The district says recent budget constraints mean they would have to make significant cuts to Pre-K programs if they don't make some changes.

Posted: Mar 27, 2019 10:18 PM
Updated: Mar 27, 2019 10:47 PM

Huntsville City Schools has had free Pre-K for the last seven years, but that may be changing.

WAAY 31 talked to one family who's feeling anxious and unsure they'll be able to cover any possible Pre-K costs.

"I'm blessed to have the job that I have, but it would be a struggle," Robert Melton, a father of five, said.

Melton and his wife are the parents of five foster kids, and three of them are pre-school age. The Melton's are in the adoption process and want to enroll the kids in Huntsville City Schools' Pre-K program, but if they're forced to pay tuition fees, Melton isn't sure they can afford it.

"I wouldn't even want to think about paying for a child to go to Pre-K and get charged for it, when they're there to get an education," Melton said.
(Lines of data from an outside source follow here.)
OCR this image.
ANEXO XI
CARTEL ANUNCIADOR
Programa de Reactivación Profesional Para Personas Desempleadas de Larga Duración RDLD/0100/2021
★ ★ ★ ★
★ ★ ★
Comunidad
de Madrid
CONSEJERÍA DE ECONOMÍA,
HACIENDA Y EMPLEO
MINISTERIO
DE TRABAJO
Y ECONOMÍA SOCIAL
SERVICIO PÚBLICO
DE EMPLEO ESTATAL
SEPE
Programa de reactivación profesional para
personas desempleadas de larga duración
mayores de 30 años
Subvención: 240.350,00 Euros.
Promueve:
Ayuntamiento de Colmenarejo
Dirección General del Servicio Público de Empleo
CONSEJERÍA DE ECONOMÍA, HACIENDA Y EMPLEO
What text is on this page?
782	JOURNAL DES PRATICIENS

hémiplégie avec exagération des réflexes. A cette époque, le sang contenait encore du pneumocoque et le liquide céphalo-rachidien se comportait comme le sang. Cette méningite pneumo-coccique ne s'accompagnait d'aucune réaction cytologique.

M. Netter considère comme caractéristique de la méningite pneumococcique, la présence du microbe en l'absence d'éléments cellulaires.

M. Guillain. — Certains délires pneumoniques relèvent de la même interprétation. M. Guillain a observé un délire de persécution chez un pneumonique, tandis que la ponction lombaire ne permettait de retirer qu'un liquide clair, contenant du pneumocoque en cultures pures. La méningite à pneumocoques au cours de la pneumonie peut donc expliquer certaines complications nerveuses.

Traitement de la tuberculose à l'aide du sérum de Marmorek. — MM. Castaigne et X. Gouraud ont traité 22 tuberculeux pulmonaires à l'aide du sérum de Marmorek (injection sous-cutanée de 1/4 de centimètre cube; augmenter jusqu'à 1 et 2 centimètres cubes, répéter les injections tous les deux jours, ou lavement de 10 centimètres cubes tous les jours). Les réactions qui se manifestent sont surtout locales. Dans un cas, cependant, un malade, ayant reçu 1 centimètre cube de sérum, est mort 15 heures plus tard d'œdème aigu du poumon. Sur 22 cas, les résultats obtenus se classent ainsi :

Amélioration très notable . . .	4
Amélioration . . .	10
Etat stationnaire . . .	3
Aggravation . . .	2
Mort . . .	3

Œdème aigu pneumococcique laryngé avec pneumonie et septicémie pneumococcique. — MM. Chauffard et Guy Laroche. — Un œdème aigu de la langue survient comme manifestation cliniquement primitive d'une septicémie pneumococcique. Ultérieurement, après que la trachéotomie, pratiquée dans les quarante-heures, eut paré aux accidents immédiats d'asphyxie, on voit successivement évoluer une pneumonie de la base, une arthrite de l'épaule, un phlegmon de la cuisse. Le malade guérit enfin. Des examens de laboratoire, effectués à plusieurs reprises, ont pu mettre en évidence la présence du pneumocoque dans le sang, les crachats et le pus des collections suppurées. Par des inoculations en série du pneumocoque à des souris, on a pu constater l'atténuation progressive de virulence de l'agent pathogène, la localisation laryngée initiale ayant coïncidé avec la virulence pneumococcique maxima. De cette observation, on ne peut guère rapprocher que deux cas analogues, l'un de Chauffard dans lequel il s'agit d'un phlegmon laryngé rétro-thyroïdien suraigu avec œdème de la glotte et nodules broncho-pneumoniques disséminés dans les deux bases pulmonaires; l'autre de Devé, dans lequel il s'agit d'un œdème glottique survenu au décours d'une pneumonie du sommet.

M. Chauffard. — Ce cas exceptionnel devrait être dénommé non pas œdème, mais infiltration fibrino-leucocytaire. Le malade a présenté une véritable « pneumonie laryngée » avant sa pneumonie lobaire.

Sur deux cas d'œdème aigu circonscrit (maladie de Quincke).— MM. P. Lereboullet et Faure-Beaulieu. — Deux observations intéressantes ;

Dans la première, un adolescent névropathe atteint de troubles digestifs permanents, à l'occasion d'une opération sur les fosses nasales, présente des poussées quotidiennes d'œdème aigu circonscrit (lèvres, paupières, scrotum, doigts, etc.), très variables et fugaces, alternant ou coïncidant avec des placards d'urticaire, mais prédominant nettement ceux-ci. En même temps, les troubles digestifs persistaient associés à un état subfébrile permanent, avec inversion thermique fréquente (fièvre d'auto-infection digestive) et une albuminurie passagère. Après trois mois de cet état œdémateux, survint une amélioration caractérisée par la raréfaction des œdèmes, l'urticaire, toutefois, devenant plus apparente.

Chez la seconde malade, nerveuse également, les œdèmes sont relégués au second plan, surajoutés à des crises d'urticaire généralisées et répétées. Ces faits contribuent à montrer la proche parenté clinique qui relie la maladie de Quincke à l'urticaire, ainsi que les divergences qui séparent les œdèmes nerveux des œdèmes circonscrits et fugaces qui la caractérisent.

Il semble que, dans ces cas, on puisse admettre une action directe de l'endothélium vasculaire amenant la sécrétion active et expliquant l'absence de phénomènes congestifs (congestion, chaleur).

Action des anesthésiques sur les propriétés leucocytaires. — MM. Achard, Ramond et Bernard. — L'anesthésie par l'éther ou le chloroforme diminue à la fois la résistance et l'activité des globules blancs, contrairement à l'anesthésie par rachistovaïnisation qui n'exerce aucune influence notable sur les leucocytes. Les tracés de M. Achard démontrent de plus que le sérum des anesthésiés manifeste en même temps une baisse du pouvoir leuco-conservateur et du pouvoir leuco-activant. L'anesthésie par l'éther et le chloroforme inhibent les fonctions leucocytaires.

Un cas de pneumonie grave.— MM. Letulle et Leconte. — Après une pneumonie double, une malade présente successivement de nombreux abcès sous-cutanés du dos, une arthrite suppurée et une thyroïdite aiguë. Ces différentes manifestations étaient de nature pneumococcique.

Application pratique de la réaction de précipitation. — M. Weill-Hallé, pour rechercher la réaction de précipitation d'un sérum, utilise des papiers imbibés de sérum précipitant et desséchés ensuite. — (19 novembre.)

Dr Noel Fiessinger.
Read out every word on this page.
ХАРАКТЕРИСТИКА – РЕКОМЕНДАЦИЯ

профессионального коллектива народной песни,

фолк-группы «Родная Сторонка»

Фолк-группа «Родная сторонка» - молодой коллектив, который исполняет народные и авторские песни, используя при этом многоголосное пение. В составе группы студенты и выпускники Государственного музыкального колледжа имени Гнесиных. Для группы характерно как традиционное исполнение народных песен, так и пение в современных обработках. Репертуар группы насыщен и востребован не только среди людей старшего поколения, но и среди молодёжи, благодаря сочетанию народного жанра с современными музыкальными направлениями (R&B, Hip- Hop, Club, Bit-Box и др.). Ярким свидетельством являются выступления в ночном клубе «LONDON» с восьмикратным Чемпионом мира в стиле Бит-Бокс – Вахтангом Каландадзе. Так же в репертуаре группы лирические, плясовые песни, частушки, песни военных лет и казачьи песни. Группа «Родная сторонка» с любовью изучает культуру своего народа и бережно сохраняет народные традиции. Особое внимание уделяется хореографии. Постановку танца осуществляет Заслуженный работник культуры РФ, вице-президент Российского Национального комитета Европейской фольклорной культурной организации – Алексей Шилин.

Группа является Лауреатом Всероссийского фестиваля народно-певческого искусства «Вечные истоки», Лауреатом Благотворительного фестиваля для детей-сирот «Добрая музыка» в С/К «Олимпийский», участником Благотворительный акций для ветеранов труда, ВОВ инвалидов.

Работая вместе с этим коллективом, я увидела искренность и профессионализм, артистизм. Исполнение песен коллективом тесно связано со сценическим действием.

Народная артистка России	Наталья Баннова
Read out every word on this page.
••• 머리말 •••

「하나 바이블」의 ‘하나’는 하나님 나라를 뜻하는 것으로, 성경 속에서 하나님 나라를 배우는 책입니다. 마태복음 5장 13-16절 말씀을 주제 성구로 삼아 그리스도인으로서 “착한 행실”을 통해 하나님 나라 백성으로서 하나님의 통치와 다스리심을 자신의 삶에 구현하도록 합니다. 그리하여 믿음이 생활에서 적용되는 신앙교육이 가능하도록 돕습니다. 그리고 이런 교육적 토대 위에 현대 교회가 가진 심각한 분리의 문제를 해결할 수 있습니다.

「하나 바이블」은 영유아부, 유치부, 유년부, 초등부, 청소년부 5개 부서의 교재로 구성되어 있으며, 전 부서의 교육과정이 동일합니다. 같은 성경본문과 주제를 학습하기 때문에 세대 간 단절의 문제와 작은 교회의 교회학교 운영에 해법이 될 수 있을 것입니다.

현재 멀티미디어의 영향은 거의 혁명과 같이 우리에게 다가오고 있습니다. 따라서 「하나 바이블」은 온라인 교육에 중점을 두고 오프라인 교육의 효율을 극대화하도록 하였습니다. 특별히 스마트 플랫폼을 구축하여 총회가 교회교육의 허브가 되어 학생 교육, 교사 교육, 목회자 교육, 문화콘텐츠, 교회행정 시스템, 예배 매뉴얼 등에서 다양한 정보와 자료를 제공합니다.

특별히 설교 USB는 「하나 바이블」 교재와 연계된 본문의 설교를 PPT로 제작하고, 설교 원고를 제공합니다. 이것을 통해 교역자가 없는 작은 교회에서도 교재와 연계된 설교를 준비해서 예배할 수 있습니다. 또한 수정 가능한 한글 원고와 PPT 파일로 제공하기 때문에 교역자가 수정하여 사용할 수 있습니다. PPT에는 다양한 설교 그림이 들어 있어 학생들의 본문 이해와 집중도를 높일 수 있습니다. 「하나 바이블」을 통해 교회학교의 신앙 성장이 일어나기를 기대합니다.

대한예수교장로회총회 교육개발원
School leaders say the added cost is meant to make sure the Pre-K program continues. The district says recent budget constraints mean they would have to make significant cuts to Pre-K programs if they don't make some changes.

"We're not just going to have one. I mean, we're thinking about adopting more younger ones, so that number could jump straight up," Melton said.

A spokesperson confirmed the district is spending $3.3 million a year on its 40 Pre-K classrooms, and that's in addition to money from the state. In a time when money's tight, leaders say this proposal could save the district nearly $1 million.

"This is not college. This is not high school. This is Pre-K. I mean, a small child is trying to get an education," Melton said.

According to the proposal, students at Title One schools will keep getting to go to Pre-K for free, using mostly Title One funding. For non-Title One schools with Pre-K programs, the district would introduce a sliding scale to determine how much parents pay. Based on income and family size, that could be anywhere from $0 to $300 per month.

"It shouldn't be based on income. They should just keep it free," Melton said.

The are two Pre-K informational meetings Thursday at 5:30 p.m. One is at Rolling Hills Elementary and the other at Providence Elementary. The application for the next school year's Pre-K program opens April 1st, but keep in mind that if you apply when the application opens, you won't know whether you'll have to pay tuition next year.

The board of education is expected to vote on the tuition proposal sometime in April.